I'm planning to set up a service that would allow people to connect their ip-cameras to and watch video embedded into a website. Scheduled saving and replaying would also be available. What hardware and software would you recommend for that?

I'm thinking of using Wowza Media Server.

In particular I have two questions:

  1. What video protocol/format should be used between cameras and the streaming server? What advantages over standard MPEG does H.264 have?

  2. What format should be utilized to allow for multicast streaming between the streaming server and the webserver/user?


  1. We were choosing between Panasonic BL-C101, whose specs say it supports "Image compression: JPEG (Motion JPEG), MPEG-4" (I guess it's MPEG-4 unless they don't mention H.264 explicitly) and a H.264 supporting camera Axis M1011. As Wowza needs H.264 we go for Axis.
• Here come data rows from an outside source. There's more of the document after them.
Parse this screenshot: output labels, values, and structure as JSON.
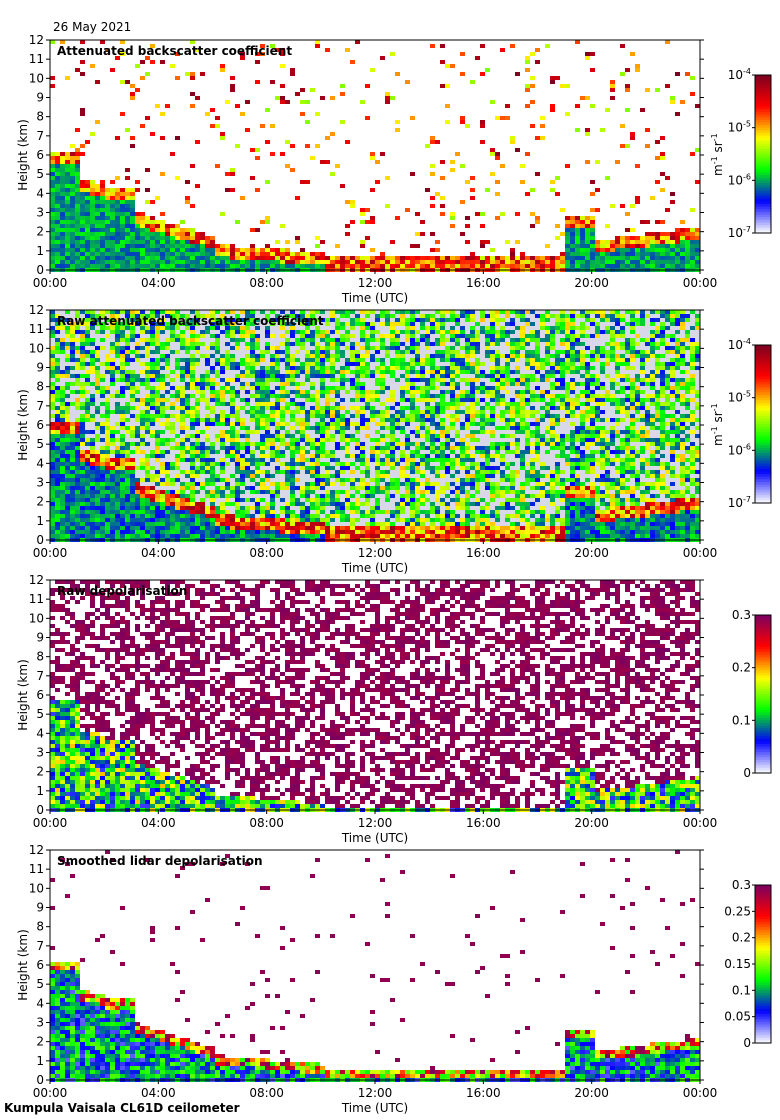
{
  "header": {
    "date": "26 May 2021"
  },
  "footer": {
    "instrument": "Kumpula Vaisala CL61D ceilometer"
  },
  "chart_data": [
    {
      "type": "heatmap",
      "title": "Attenuated backscatter coefficient",
      "xlabel": "Time (UTC)",
      "ylabel": "Height (km)",
      "x_ticks": [
        "00:00",
        "04:00",
        "08:00",
        "12:00",
        "16:00",
        "20:00",
        "00:00"
      ],
      "y_ticks": [
        "0",
        "1",
        "2",
        "3",
        "4",
        "5",
        "6",
        "7",
        "8",
        "9",
        "10",
        "11",
        "12"
      ],
      "ylim": [
        0,
        12
      ],
      "colorbar": {
        "scale": "log",
        "range": [
          1e-07,
          0.0001
        ],
        "ticks": [
          "10",
          "10",
          "10",
          "10"
        ],
        "exponents": [
          "-7",
          "-6",
          "-5",
          "-4"
        ],
        "unit": "m",
        "unit_exp": "-1",
        "unit2": "sr",
        "unit2_exp": "-1"
      },
      "colormap": [
        "#ffffff",
        "#0000ff",
        "#00ff00",
        "#ffff00",
        "#ff0000",
        "#7a0020"
      ]
    },
    {
      "type": "heatmap",
      "title": "Raw attenuated backscatter coefficient",
      "xlabel": "Time (UTC)",
      "ylabel": "Height (km)",
      "x_ticks": [
        "00:00",
        "04:00",
        "08:00",
        "12:00",
        "16:00",
        "20:00",
        "00:00"
      ],
      "y_ticks": [
        "0",
        "1",
        "2",
        "3",
        "4",
        "5",
        "6",
        "7",
        "8",
        "9",
        "10",
        "11",
        "12"
      ],
      "ylim": [
        0,
        12
      ],
      "colorbar": {
        "scale": "log",
        "range": [
          1e-07,
          0.0001
        ],
        "ticks": [
          "10",
          "10",
          "10",
          "10"
        ],
        "exponents": [
          "-7",
          "-6",
          "-5",
          "-4"
        ],
        "unit": "m",
        "unit_exp": "-1",
        "unit2": "sr",
        "unit2_exp": "-1"
      },
      "colormap": [
        "#ffffff",
        "#0000ff",
        "#00ff00",
        "#ffff00",
        "#ff0000",
        "#7a0020"
      ]
    },
    {
      "type": "heatmap",
      "title": "Raw depolarisation",
      "xlabel": "Time (UTC)",
      "ylabel": "Height (km)",
      "x_ticks": [
        "00:00",
        "04:00",
        "08:00",
        "12:00",
        "16:00",
        "20:00",
        "00:00"
      ],
      "y_ticks": [
        "0",
        "1",
        "2",
        "3",
        "4",
        "5",
        "6",
        "7",
        "8",
        "9",
        "10",
        "11",
        "12"
      ],
      "ylim": [
        0,
        12
      ],
      "colorbar": {
        "scale": "linear",
        "range": [
          0,
          0.3
        ],
        "ticks": [
          "0",
          "0.1",
          "0.2",
          "0.3"
        ]
      },
      "colormap": [
        "#ffffff",
        "#0000ff",
        "#00ff00",
        "#ffff00",
        "#ff0000",
        "#7a0060"
      ]
    },
    {
      "type": "heatmap",
      "title": "Smoothed lidar depolarisation",
      "xlabel": "Time (UTC)",
      "ylabel": "Height (km)",
      "x_ticks": [
        "00:00",
        "04:00",
        "08:00",
        "12:00",
        "16:00",
        "20:00",
        "00:00"
      ],
      "y_ticks": [
        "0",
        "1",
        "2",
        "3",
        "4",
        "5",
        "6",
        "7",
        "8",
        "9",
        "10",
        "11",
        "12"
      ],
      "ylim": [
        0,
        12
      ],
      "colorbar": {
        "scale": "linear",
        "range": [
          0,
          0.3
        ],
        "ticks": [
          "0",
          "0.05",
          "0.1",
          "0.15",
          "0.2",
          "0.25",
          "0.3"
        ]
      },
      "colormap": [
        "#ffffff",
        "#0000ff",
        "#00ff00",
        "#ffff00",
        "#ff0000",
        "#7a0060"
      ]
    }
  ]
}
We are going to save snapshots every 0.5 seconds (which is probably ideal for surveillance cameras) and a) record it and broadcast it later on demand b) broadcast it live via unicast or multicast. ffmpeg would cut, save video to disk and, possibly, stream it live. I'm slightly confused here... What would be the role of Wowza Media server then?
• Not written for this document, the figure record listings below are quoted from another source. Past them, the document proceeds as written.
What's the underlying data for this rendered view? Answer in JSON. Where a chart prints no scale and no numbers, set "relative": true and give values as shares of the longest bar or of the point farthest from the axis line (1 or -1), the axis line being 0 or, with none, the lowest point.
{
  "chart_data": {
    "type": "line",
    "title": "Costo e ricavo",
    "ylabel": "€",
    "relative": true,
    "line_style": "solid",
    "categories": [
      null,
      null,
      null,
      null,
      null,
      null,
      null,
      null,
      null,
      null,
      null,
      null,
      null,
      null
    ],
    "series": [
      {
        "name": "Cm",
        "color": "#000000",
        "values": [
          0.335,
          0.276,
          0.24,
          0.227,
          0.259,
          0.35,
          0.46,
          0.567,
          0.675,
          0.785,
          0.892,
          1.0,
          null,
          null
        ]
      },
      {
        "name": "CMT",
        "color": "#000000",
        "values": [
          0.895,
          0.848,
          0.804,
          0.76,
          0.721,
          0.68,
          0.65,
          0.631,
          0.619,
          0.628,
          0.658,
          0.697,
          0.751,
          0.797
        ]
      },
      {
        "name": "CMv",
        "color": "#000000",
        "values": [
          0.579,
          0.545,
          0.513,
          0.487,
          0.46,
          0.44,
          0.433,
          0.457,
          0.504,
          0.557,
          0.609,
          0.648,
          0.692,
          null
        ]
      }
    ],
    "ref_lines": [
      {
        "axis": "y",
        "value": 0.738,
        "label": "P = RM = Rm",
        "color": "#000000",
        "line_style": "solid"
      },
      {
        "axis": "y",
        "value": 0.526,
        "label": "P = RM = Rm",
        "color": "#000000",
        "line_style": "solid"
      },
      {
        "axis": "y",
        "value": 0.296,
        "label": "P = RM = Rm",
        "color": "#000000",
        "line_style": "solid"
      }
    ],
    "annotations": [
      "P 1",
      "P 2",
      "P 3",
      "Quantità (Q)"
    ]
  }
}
  2. What do you think would be the advantage of using multicast over Internet (and should it be used)?

1 Answer 1

  1. H.264 is also known as MPEG-4 Part 10 - what do you mean by standard MPEG? MPEG-1? MPEG-2? Since Wowza Media Server only uses H.264 I'm confused by this bit. A MPEG-TS stands for MPEG Transport Stream which is a stream of video that contains an MPEG codec (eg. MPEG-2, H.264, etc.)
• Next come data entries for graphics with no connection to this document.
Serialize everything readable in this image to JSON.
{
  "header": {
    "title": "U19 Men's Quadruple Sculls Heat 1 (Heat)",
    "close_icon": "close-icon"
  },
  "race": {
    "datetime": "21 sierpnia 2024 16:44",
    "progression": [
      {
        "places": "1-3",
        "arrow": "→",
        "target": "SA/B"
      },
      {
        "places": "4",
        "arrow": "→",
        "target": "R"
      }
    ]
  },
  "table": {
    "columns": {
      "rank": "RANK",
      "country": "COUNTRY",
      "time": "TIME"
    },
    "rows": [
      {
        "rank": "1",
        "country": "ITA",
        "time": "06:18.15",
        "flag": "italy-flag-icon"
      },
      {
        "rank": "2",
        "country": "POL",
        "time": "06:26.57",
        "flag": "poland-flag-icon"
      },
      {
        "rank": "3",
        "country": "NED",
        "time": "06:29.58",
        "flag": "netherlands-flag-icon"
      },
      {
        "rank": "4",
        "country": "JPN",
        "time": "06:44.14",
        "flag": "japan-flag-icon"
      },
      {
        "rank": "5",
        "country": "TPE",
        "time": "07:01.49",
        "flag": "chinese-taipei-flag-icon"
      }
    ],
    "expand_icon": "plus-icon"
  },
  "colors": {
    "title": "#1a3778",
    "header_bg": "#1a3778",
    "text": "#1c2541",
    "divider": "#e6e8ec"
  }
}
    Comparing H.264 to say MPEG-2, the crux is H.264 gives you better compression at the same quality level but requires a lot more horsepower to run. DVDs use MPEG-2, whereas Blu-ray discs can use MPEG-2 or H.264 for example.

    Lastly, how are you planning to hook up the cameras to the server? Different cameras output video in different codecs (most I've seen are using Motion JPEG, WMV9, H.264, or even full blown MPEG-4 instead of Motion JPEG in an MPEG-4 container), or instead of providing video will save snapshots every x seconds to a server which you could then piece together into an actual movie using ffmpeg. All these will determine the best format to go between the cameras and the server.

  2. It can be noted that multicast streaming is blocked by many firewalls and routers by default - something to be aware of.

  • @Chealion: I updated the question.